Is this the kind of reordering you want?
In [128]: a=[[[11,12,13],[14,15,16]],[[21,22,23],[24,25,26]]]
In [129]: A=np.array(a)
In [130]: A
Out[130]:
array([[[11, 12, 13],
[14, 15, 16]],
[[21, 22, 23],
[24, 25, 26]]])
In [131]: A.reshape(-1,3).T
Out[131]:
array([[11, 14, 21, 24],
[12, 15, 22, 25],
[13, 16, 23, 26]])
A
is (2,2,3)
, and result is (3,4)
.
I reshaped it into (4,3)
, and then transposed the 2 axes.
Sometimes questions like this are confusing, especially if they don't have a concrete example to test.

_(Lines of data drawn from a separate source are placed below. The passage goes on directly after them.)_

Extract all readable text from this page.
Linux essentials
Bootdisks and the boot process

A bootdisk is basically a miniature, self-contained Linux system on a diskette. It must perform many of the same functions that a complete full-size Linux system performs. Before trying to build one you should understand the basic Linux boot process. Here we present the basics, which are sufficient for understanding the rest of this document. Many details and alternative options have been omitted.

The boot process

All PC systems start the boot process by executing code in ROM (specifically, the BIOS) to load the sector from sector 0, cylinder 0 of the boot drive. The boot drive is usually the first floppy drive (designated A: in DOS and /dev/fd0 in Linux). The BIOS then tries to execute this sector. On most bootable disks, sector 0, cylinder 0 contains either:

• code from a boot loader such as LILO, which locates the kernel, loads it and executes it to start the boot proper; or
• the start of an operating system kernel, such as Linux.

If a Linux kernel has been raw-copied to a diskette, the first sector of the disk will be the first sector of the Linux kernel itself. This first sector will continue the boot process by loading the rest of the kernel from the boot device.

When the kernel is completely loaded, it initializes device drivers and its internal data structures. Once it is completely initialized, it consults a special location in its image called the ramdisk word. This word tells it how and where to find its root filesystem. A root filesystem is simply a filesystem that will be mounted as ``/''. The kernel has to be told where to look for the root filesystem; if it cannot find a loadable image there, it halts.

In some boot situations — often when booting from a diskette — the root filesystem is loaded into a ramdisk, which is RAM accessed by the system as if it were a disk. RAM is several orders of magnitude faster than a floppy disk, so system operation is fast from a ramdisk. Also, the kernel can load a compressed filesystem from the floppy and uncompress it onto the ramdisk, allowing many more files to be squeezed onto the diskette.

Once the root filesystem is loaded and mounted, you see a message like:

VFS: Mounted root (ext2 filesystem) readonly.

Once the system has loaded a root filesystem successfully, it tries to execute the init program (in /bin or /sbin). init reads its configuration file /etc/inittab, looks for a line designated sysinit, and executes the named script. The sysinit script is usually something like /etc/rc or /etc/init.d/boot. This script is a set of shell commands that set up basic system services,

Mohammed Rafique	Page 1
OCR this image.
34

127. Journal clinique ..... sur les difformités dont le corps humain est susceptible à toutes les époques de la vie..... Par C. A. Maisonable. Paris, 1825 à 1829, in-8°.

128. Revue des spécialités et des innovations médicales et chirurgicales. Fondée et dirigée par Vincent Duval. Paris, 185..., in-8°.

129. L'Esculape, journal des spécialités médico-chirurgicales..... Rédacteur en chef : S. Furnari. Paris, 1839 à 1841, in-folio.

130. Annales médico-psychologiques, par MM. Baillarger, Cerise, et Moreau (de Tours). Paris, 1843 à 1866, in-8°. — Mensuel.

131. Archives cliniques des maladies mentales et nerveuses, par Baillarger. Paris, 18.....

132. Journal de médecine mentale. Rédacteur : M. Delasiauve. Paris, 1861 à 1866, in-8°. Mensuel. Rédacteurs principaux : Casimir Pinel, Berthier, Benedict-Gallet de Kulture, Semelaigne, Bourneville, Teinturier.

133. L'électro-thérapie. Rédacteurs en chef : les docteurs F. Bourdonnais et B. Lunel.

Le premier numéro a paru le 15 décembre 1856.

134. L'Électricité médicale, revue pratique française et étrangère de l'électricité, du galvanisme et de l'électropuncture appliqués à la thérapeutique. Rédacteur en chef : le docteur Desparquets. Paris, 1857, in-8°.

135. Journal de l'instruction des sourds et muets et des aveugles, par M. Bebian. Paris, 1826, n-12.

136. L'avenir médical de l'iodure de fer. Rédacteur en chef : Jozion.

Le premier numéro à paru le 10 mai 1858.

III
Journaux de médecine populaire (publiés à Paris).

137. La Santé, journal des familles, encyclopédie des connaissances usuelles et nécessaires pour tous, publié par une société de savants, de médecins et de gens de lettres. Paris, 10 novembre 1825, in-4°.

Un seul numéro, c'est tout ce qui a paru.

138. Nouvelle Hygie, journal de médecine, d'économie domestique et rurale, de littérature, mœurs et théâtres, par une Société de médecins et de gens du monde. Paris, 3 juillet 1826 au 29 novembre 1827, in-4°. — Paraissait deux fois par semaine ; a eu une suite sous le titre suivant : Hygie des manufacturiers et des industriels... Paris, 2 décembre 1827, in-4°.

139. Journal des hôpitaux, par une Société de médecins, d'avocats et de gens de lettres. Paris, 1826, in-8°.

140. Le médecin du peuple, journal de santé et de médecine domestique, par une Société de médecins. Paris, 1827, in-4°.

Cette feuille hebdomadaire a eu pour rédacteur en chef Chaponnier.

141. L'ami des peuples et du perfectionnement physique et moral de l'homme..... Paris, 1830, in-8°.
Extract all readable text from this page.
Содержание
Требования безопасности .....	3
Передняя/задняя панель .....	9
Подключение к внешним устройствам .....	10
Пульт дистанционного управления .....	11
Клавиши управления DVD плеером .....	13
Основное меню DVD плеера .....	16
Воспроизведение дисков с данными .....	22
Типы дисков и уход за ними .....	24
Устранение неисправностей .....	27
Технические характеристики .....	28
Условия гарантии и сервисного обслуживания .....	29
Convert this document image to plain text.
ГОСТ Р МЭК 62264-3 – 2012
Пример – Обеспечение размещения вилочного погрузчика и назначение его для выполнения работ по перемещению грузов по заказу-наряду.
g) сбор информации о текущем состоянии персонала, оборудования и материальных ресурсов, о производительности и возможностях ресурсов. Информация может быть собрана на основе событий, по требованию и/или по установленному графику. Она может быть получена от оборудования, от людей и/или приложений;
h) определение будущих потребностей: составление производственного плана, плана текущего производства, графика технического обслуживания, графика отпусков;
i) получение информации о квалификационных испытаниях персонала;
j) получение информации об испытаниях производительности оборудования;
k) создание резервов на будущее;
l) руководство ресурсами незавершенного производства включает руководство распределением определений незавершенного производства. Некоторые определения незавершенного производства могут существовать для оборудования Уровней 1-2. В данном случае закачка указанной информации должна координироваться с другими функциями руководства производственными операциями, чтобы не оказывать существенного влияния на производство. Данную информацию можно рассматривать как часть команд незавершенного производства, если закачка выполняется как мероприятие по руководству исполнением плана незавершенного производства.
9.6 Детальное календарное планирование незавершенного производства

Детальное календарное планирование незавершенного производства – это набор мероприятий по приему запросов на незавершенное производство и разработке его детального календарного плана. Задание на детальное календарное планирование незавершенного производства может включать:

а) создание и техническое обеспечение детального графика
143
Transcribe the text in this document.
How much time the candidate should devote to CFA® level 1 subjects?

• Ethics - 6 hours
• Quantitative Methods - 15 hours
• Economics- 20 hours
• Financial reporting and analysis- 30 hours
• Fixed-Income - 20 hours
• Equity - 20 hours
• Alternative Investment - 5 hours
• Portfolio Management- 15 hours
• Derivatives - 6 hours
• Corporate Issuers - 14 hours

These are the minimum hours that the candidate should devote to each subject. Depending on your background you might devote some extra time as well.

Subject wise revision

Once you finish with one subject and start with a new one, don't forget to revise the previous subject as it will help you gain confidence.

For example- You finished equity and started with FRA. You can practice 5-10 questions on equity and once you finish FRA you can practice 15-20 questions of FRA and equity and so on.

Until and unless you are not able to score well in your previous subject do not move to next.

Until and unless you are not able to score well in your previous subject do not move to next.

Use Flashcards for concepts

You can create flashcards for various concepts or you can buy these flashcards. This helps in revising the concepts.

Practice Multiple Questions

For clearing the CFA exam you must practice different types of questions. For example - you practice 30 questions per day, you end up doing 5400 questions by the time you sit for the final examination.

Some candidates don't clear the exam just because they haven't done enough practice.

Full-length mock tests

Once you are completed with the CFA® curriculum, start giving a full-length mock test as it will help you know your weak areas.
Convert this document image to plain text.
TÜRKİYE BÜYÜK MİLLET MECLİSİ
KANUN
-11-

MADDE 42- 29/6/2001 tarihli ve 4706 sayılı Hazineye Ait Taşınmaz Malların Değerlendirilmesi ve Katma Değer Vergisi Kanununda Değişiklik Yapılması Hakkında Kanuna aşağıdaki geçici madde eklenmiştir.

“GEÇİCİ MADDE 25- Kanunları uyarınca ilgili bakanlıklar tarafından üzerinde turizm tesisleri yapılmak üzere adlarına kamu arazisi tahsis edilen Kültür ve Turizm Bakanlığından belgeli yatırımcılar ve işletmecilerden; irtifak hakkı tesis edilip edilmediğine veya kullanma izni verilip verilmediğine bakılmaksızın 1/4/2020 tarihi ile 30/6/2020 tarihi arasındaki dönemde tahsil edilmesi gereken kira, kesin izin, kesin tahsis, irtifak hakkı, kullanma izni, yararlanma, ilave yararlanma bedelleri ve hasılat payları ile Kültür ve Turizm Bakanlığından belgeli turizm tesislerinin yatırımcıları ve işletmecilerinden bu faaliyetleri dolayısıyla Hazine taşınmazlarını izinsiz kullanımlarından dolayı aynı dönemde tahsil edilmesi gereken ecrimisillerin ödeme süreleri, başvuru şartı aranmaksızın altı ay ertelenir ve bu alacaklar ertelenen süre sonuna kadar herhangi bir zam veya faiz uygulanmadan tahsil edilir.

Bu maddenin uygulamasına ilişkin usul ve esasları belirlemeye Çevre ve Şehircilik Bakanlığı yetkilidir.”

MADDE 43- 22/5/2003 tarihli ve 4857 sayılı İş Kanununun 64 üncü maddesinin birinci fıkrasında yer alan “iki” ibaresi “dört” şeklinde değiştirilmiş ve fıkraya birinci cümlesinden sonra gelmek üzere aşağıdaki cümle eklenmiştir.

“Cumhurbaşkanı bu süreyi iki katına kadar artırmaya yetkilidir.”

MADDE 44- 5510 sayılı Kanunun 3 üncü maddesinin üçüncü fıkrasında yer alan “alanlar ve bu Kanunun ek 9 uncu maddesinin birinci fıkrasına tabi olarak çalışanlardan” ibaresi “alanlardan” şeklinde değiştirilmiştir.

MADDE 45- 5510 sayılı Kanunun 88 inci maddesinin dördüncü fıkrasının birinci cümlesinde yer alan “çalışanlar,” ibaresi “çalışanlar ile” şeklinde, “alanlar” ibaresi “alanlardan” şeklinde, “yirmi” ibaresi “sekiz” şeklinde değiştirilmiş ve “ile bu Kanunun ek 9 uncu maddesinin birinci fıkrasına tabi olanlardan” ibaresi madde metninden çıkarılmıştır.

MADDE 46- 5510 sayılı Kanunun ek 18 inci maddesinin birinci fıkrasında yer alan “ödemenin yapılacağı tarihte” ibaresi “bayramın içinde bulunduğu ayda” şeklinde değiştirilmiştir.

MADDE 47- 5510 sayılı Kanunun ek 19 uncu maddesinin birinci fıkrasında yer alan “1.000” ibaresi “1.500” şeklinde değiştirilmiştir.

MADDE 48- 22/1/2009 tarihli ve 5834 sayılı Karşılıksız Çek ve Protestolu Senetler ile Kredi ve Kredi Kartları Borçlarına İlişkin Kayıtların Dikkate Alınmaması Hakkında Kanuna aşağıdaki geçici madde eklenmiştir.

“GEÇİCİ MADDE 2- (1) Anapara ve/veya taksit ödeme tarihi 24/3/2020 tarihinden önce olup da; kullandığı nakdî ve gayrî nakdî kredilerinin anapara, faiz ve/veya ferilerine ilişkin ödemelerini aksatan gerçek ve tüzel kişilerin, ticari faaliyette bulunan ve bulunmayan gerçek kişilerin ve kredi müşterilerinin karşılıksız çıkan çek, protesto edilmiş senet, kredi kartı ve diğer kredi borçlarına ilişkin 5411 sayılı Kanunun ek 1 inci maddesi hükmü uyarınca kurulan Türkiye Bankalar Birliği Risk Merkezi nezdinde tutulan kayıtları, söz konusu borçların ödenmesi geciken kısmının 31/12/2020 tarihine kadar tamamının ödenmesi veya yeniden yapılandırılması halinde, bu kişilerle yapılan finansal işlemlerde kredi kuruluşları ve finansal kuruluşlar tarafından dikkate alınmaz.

If I didn't get it right, I made need to apply the transpose first, with a full specification.
e.g.
In [136]: A.transpose([2,0,1]).reshape(3,-1)
Out[136]:
array([[11, 14, 21, 24],
[12, 15, 22, 25],
[13, 16, 23, 26]])
If you have lists, as opposed an array, the task will be more difficult. There is an easy idiom for 'transposing' a '2d' nested list, but it might not apply to '3d'.
In [137]: zip(*a)
Out[137]: [([11, 12, 13], [21, 22, 23]), ([14, 15, 16], [24, 25, 26])]
(ok, the other answer has the non-array solution).